Scott Reiterates Need to Plan for Less State Funding

by Sarah R. Buchholz
Chronicle staff

Feb. 25, 2000

A lengthy discussion of the budget dominated the Faculty senate meeting on Feb. 17 as Chancellor David Scott tried to clarify confusion about his call for precautionary budget cuts. He said the current effort in all major budgetary units, including those in Academic Affairs, to plan for possible budget reductions of 1, 2 and 3 percent for next year is "based on concerns about state funding for next year and not on what's happened in the last five years."

At the Dec. 2 senate meeting, Sen. Stan Rosenberg (D-Amherst) and Rep. Ellen Story (D-Amherst) said that the state will likely see a tax cut on the ballot this year that could substantially affect the University's budget. Rosenberg warned that this, coupled with an almost certain recession in the near future, will leave the state with reduced revenues, and, as of that meeting, no plan for dealing with the reduction.

Scott added that the President's Office is also planning for a smaller increase in next year's budget than the University has seen for a while.

"The President's Office' guidelines for the campuses tell us to plan for an absolute upper ceiling of 4 percent [increase]." Scott's own predictions also have been around 3 percent.

Scott said that because most of this year's 4.2 percent increase went to cover collective bargaining agreements, a 3 percent increase could leave little room to maneuver.

"The biggest commitment in the budget is to salaries," he said.

"Reasonable people can disagree about what approach should be taken [under these circumstances]," Scott said. "A possible approach to … projections that hover in the range of 3 percent is to take a risk and hope that the revenues will turn out better next year." But he believes that hoping for the best is less prudent than developing tentative plans.

"What we need to do is to make a plan with our best estimates of revenues," he said. "We need to be cautious about next year until we agree on a strategy. I'm obviously going to try to protect the academic area."

History professor Jack Tager, chair of the Program and Budget Council, asked whether Scott was referring to the same budget he had seen from the President's Office, requesting a 9 percent increase.

Scott said the campus does want a 9 percent increase - and supports the system administration in its request - but that what the University asks for and what it gets are usually quite different..

"There is no disagreement between the President's Office and this campus," he said.

Daniel Martin, professor of French and Italian, asked about what he had heard was an upcoming $200,000 cut to Spanish and Portuguese. John Cunningham, deputy provost, explained that the funding Martin was referring to was a one-time $286,000 allocation to cover extra sections of Spanish-language classes offered this year. He said this money has not been allocated for next year.

Psychology professor Richard Bogartz told Scott he was hearing "a tone of distrust" from the faculty as they addressed the chancellor.

"Maybe it's because your response is 'and then it gets to me and I decide,'" Bogartz said.
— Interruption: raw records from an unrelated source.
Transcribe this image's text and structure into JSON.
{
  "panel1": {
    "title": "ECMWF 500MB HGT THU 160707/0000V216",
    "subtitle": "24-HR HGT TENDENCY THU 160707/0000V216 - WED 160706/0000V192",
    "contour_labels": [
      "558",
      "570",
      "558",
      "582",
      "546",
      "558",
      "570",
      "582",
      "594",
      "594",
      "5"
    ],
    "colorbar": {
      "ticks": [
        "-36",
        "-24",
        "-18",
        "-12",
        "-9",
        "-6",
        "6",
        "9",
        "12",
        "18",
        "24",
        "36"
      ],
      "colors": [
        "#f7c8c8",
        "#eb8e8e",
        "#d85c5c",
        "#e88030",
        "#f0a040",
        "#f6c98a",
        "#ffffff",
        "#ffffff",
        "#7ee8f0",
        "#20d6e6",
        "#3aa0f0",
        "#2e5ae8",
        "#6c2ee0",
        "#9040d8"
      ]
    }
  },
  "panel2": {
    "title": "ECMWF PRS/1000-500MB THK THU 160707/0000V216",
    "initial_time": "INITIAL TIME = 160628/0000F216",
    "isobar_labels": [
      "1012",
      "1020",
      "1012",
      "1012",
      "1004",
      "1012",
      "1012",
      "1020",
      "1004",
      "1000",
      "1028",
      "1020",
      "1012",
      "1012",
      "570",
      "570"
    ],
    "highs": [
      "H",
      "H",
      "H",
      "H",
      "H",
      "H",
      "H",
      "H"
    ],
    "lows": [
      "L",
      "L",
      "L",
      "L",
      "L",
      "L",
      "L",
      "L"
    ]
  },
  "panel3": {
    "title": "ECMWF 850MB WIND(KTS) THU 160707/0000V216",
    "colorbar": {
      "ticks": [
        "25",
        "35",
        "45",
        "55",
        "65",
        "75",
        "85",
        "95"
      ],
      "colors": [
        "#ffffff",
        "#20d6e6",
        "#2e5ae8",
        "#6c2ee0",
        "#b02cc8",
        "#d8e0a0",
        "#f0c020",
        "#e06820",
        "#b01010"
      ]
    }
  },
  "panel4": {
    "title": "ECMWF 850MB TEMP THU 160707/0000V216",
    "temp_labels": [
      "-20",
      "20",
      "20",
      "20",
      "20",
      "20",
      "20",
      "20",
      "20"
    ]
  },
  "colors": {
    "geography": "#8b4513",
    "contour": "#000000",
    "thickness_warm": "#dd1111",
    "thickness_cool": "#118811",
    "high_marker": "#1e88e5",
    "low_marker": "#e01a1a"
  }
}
He suggested that if faculty knew more about the process involved in Scott's decision-making, faculty might feel better.

Joseph Larson, interim senate secretary and chair of the Rules Committee, explained that the academic budget process is one of a series of recommendations and requests starting at the departmental level, proceeding to the deans, then the provost, then the chancellor.

Cunningham reiterated that the deans each propose budgets after meeting with their department chairs. They then discuss matters with each other and the Provost's Office until the provost has arrived at a recommendation for the chancellor.

Because different deans communicate differently with their department heads, said Larson, faculty in some departments may get updates on what is being decided about their budget requests from their dean throughout the process, while others may get little budget information from their deans until after the process is finished.

"What has happened after all of the departments in the college have sent their requests to the deans - that's the kind of thing that we don't see," he said.

Senate president Ernie May, chair of Music and Dance, offered a different perspective. "This is part of a larger picture [of how the campus ought to spend academic monies]," he said. "What's going to happen is 30 to 50 percent of the faculty will retire in the foreseeable future, and this will liberate a very large amount of resources on the campus."

Scott cautioned that this phenomenon may not release as much money as one might expect.

"Where these retirements are about to occur are in areas where it would be very difficult not to replace them," he said.